Segregation of duties means that no one person should have complete control over all aspects of a financial transaction. The same person should not be able to authorize a transaction, record the transaction in the general ledger, and have custody of the asset related to the transaction. The level of segregation can vary depending on an organization’s size and structure. These duties should be clearly defined, assigned, and documented. An organization could also benefit by periodically rotating duties and requiring employees to take vacation. Segregation of duties prevents errors as well as the opportunity for someone to commit fraud.

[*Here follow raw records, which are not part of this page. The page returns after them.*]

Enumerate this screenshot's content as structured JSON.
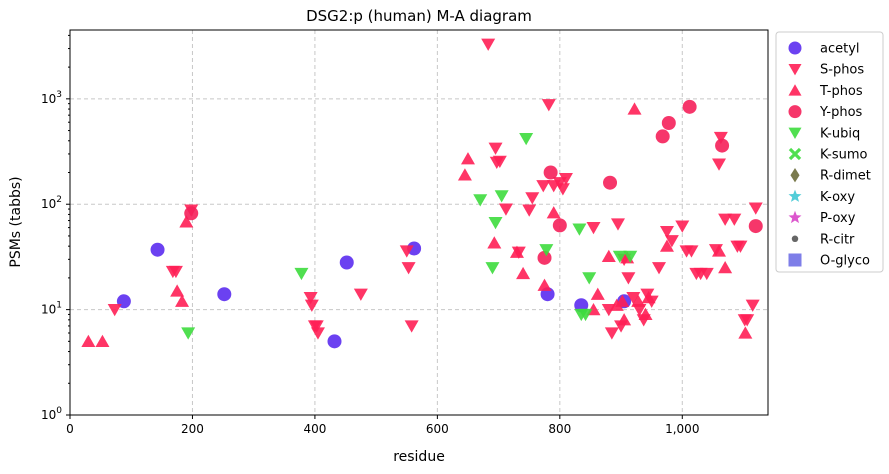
{
  "chart_data": {
    "type": "scatter",
    "title": "DSG2:p (human) M-A diagram",
    "xlabel": "residue",
    "ylabel": "PSMs (tabbs)",
    "xlim": [
      0,
      1140
    ],
    "ylim": [
      1,
      4500
    ],
    "yscale": "log",
    "grid": true,
    "legend_position": "outside-right",
    "x_ticks": [
      0,
      200,
      400,
      600,
      800,
      1000
    ],
    "x_tick_labels": [
      "0",
      "200",
      "400",
      "600",
      "800",
      "1,000"
    ],
    "y_ticks": [
      1,
      10,
      100,
      1000
    ],
    "y_tick_labels": [
      "10^0",
      "10^1",
      "10^2",
      "10^3"
    ],
    "series": [
      {
        "name": "acetyl",
        "marker": "circle",
        "color": "#5b2cf0",
        "points": [
          [
            88,
            12
          ],
          [
            143,
            37
          ],
          [
            252,
            14
          ],
          [
            432,
            5
          ],
          [
            452,
            28
          ],
          [
            562,
            38
          ],
          [
            780,
            14
          ],
          [
            835,
            11
          ],
          [
            905,
            12
          ]
        ]
      },
      {
        "name": "S-phos",
        "marker": "triangle-down",
        "color": "#ff1f55",
        "points": [
          [
            73,
            10
          ],
          [
            168,
            23
          ],
          [
            173,
            23
          ],
          [
            198,
            88
          ],
          [
            393,
            13
          ],
          [
            395,
            11
          ],
          [
            400,
            7
          ],
          [
            403,
            7
          ],
          [
            405,
            6
          ],
          [
            475,
            14
          ],
          [
            550,
            36
          ],
          [
            553,
            25
          ],
          [
            558,
            7
          ],
          [
            683,
            3300
          ],
          [
            695,
            340
          ],
          [
            697,
            250
          ],
          [
            702,
            255
          ],
          [
            712,
            90
          ],
          [
            733,
            35
          ],
          [
            750,
            88
          ],
          [
            755,
            115
          ],
          [
            773,
            150
          ],
          [
            782,
            880
          ],
          [
            790,
            150
          ],
          [
            800,
            160
          ],
          [
            805,
            140
          ],
          [
            810,
            175
          ],
          [
            855,
            60
          ],
          [
            880,
            10
          ],
          [
            885,
            6
          ],
          [
            895,
            65
          ],
          [
            900,
            7
          ],
          [
            905,
            30
          ],
          [
            912,
            20
          ],
          [
            920,
            13
          ],
          [
            930,
            10
          ],
          [
            937,
            8
          ],
          [
            943,
            14
          ],
          [
            950,
            12
          ],
          [
            962,
            25
          ],
          [
            975,
            55
          ],
          [
            983,
            45
          ],
          [
            1000,
            62
          ],
          [
            1007,
            36
          ],
          [
            1015,
            36
          ],
          [
            1023,
            22
          ],
          [
            1030,
            22
          ],
          [
            1040,
            22
          ],
          [
            1055,
            37
          ],
          [
            1060,
            240
          ],
          [
            1063,
            430
          ],
          [
            1070,
            72
          ],
          [
            1085,
            72
          ],
          [
            1090,
            40
          ],
          [
            1095,
            40
          ],
          [
            1102,
            8
          ],
          [
            1106,
            8
          ],
          [
            1115,
            11
          ],
          [
            1120,
            92
          ]
        ]
      },
      {
        "name": "T-phos",
        "marker": "triangle-up",
        "color": "#ff1f55",
        "points": [
          [
            30,
            5
          ],
          [
            53,
            5
          ],
          [
            175,
            15
          ],
          [
            183,
            12
          ],
          [
            190,
            68
          ],
          [
            645,
            190
          ],
          [
            650,
            270
          ],
          [
            693,
            43
          ],
          [
            730,
            35
          ],
          [
            740,
            22
          ],
          [
            775,
            17
          ],
          [
            790,
            83
          ],
          [
            855,
            10
          ],
          [
            862,
            14
          ],
          [
            880,
            32
          ],
          [
            893,
            11
          ],
          [
            902,
            12
          ],
          [
            905,
            8
          ],
          [
            910,
            31
          ],
          [
            922,
            800
          ],
          [
            928,
            12
          ],
          [
            940,
            9
          ],
          [
            945,
            13
          ],
          [
            975,
            40
          ],
          [
            1060,
            36
          ],
          [
            1070,
            25
          ],
          [
            1103,
            6
          ]
        ]
      },
      {
        "name": "Y-phos",
        "marker": "circle",
        "color": "#f5205a",
        "points": [
          [
            198,
            82
          ],
          [
            775,
            31
          ],
          [
            785,
            200
          ],
          [
            800,
            63
          ],
          [
            882,
            160
          ],
          [
            968,
            440
          ],
          [
            978,
            590
          ],
          [
            1012,
            840
          ],
          [
            1065,
            360
          ],
          [
            1120,
            62
          ]
        ]
      },
      {
        "name": "K-ubiq",
        "marker": "triangle-down",
        "color": "#3ddc3d",
        "points": [
          [
            193,
            6
          ],
          [
            378,
            22
          ],
          [
            670,
            110
          ],
          [
            690,
            25
          ],
          [
            695,
            67
          ],
          [
            705,
            120
          ],
          [
            745,
            420
          ],
          [
            778,
            37
          ],
          [
            832,
            58
          ],
          [
            835,
            9
          ],
          [
            842,
            9
          ],
          [
            848,
            20
          ],
          [
            898,
            32
          ],
          [
            915,
            32
          ]
        ]
      },
      {
        "name": "K-sumo",
        "marker": "x",
        "color": "#3ddc3d",
        "points": []
      },
      {
        "name": "R-dimet",
        "marker": "diamond",
        "color": "#6b6b3a",
        "points": []
      },
      {
        "name": "K-oxy",
        "marker": "star",
        "color": "#3fc8d4",
        "points": []
      },
      {
        "name": "P-oxy",
        "marker": "star",
        "color": "#d845c8",
        "points": []
      },
      {
        "name": "R-citr",
        "marker": "dot",
        "color": "#555555",
        "points": []
      },
      {
        "name": "O-glyco",
        "marker": "square",
        "color": "#7070e6",
        "points": []
      }
    ]
  }
}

Documentation is any type of support, whether paper or electronic, for a transaction. This support provides a financial record of each event or activity, and therefore ensures the accuracy and completeness of transactions. Proper documentation provides evidence of what has transpired as well as information for researching any discrepancies. Consistent forms and templates should be used for efficiency. Retention policies should be in place for all types of documentation.

Approvals require certain personnel to authorize transactions. This can add an extra layer of protection to accounting records by providing evidence that transactions have been reviewed and approved by someone else in the organization. These approvals should be documented, timely, and the individual approving the transaction should have knowledge of the transaction being approved.

Account reconciliation is the process of comparing transactions using an organization’s accounting system against information that supports the account’s ending balance. For example, the accounts receivable balance should match with the aging of the accounts receivable. Bank reconciliations should be completed monthly by reconciling the balance in the general ledger cash account to the bank statement. Reconciliations ensure the accuracy and validity of financial information and are most effective when they are consistent and thorough.

Safeguarding of assets can prevent unauthorized access, loss, or damage to an organization’s assets or records. Only those who have been authorized should have access to assets and records. Physical locks, safes, and passwords should be used when appropriate. A process should exist so that past employees of an organization no longer have access to assets and records. Valuable assets should be insured so that they can be repaired or replaced if needed. Inventory should be properly and routinely tracked to reduce costs, forecast demand, and prevent shortages and spoilage. A surprise audit of inventory provides an additional control to ensure amounts on hand agree to the amounts recorded in the accounting system.

Information systems security means protecting information and systems from unauthorized access, use, modification, or disruption. It is the process of identifying and assessing risk, realizing the limitations in reducing it to an acceptable level, and implementing the right mechanisms to maintain that level. Risks include physical damage, equipment malfunction, inside and outside attacks, misuse of data, loss of data, and application error. An organization should adopt a risk management policy that addresses all issues of information security, provides direction on how the risk management team or individual relates information on company risks to management and outlines how to properly execute management’s decisions on risk mitigation. An information systems security policy should include what is being secured, who is expected to comply with the policy, and how enforcement will be carried out. This should be documented, and every employee should be made aware of the policy. Strong passwords, routine backups, access control mechanisms within an operating system, and antivirus software are examples of safeguards an organization can use.

Strong internal controls increase the likelihood of achieving and maintaining business health. They should be evaluated routinely as the organization adapts and grows to ensure your organization is operating most effectively and efficiently.